When I was a kid, I read comic books. I loved ‘em. Mostly, I bought them with my own allowance, although my parents would occasionally spring for one if we were out having dinner at the local mall. I read pretty much everything I could find. Superheroes, Classic Illustrated, TV spinoffs, movie adaptations, Donald Duck and Uncle Scrooge comics, Little Lulu and Little Iodine, SF comics, Turok: Son of Stone and on and on. My folks gave me a corner of the toy shelf in the dining room as a place to put my comics. Over time, the stack grew to be a couple feet high. I reread everything multiple times and can still remember panels and lines of dialogue that are now 60 or more years old. (By contrast, I can’t remember stuff I wrote last month!)
When I was old enough, I went off to college. Naturally, when I came home one day for some vacation or other, I discovered that my mom had tossed out my comic books. That really was a mom’s job back in the day. I told her I was cool with it. At that point in my life, I was a geology major in college, and the idea of working in comics professionally was still a ways off. This was before we all knew that eventually, we would pretty much be able to find any published comic book in some back issue store or online somewhere. So as far as I could tell right then, my little collection of comics had been consigned to the dustbin of history. I was a bit disappointed but I didn’t let on to my mom. What would have been the point?
In the fullness of time, I went back eventually and replaced a couple of the comics I had really liked (Frank Thorne’s 20,000 Leagues Under the Sea and Moby Dick movie adaptations) and let the rest go. And, I got into comics professionally. (In fairness to my mom, she did eventually tell me how sorry she was that she had tossed out my comic books, and I reassured her that it was fine. And it was.)
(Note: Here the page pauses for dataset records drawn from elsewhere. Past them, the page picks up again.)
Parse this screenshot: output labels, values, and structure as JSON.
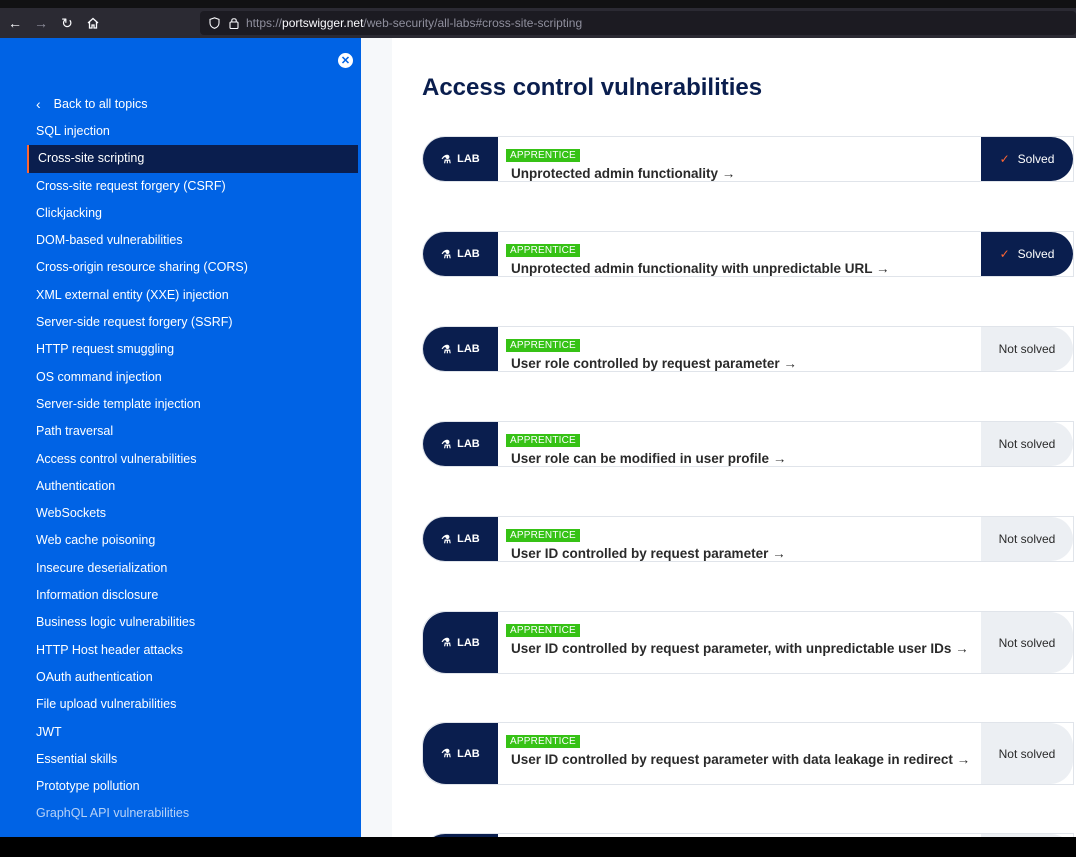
{
  "browser": {
    "url_prefix": "https://",
    "url_host": "portswigger.net",
    "url_path": "/web-security/all-labs#cross-site-scripting"
  },
  "sidebar": {
    "close_symbol": "✕",
    "back_label": "Back to all topics",
    "topics": [
      {
        "label": "SQL injection"
      },
      {
        "label": "Cross-site scripting"
      },
      {
        "label": "Cross-site request forgery (CSRF)"
      },
      {
        "label": "Clickjacking"
      },
      {
        "label": "DOM-based vulnerabilities"
      },
      {
        "label": "Cross-origin resource sharing (CORS)"
      },
      {
        "label": "XML external entity (XXE) injection"
      },
      {
        "label": "Server-side request forgery (SSRF)"
      },
      {
        "label": "HTTP request smuggling"
      },
      {
        "label": "OS command injection"
      },
      {
        "label": "Server-side template injection"
      },
      {
        "label": "Path traversal"
      },
      {
        "label": "Access control vulnerabilities"
      },
      {
        "label": "Authentication"
      },
      {
        "label": "WebSockets"
      },
      {
        "label": "Web cache poisoning"
      },
      {
        "label": "Insecure deserialization"
      },
      {
        "label": "Information disclosure"
      },
      {
        "label": "Business logic vulnerabilities"
      },
      {
        "label": "HTTP Host header attacks"
      },
      {
        "label": "OAuth authentication"
      },
      {
        "label": "File upload vulnerabilities"
      },
      {
        "label": "JWT"
      },
      {
        "label": "Essential skills"
      },
      {
        "label": "Prototype pollution"
      },
      {
        "label": "GraphQL API vulnerabilities"
      }
    ],
    "active_topic": "Cross-site scripting"
  },
  "main": {
    "title": "Access control vulnerabilities",
    "badge_label": "LAB",
    "labs": [
      {
        "level": "APPRENTICE",
        "title": "Unprotected admin functionality →",
        "status": "Solved",
        "solved": true
      },
      {
        "level": "APPRENTICE",
        "title": "Unprotected admin functionality with unpredictable URL →",
        "status": "Solved",
        "solved": true
      },
      {
        "level": "APPRENTICE",
        "title": "User role controlled by request parameter →",
        "status": "Not solved",
        "solved": false
      },
      {
        "level": "APPRENTICE",
        "title": "User role can be modified in user profile →",
        "status": "Not solved",
        "solved": false
      },
      {
        "level": "APPRENTICE",
        "title": "User ID controlled by request parameter  →",
        "status": "Not solved",
        "solved": false
      },
      {
        "level": "APPRENTICE",
        "title": "User ID controlled by request parameter, with unpredictable user IDs →",
        "status": "Not solved",
        "solved": false
      },
      {
        "level": "APPRENTICE",
        "title": "User ID controlled by request parameter with data leakage in redirect →",
        "status": "Not solved",
        "solved": false
      }
    ]
  },
  "colors": {
    "sidebar_bg": "#0063e5",
    "navy": "#0a1e4e",
    "accent_orange": "#ff6633",
    "level_green": "#36c215"
  }
}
There was, however, one comic that I don’t believe I ever replaced. And yet it sticks in my memory as though it were yesterday and I was still rereading it occasionally. It was a copy of Strange Tales #92, a comic that came out around the end of 1961. The cover, rather unusually, featured three sequential panels of a man being hunted and found by an alien. The clear implication is that the man is in deep trouble.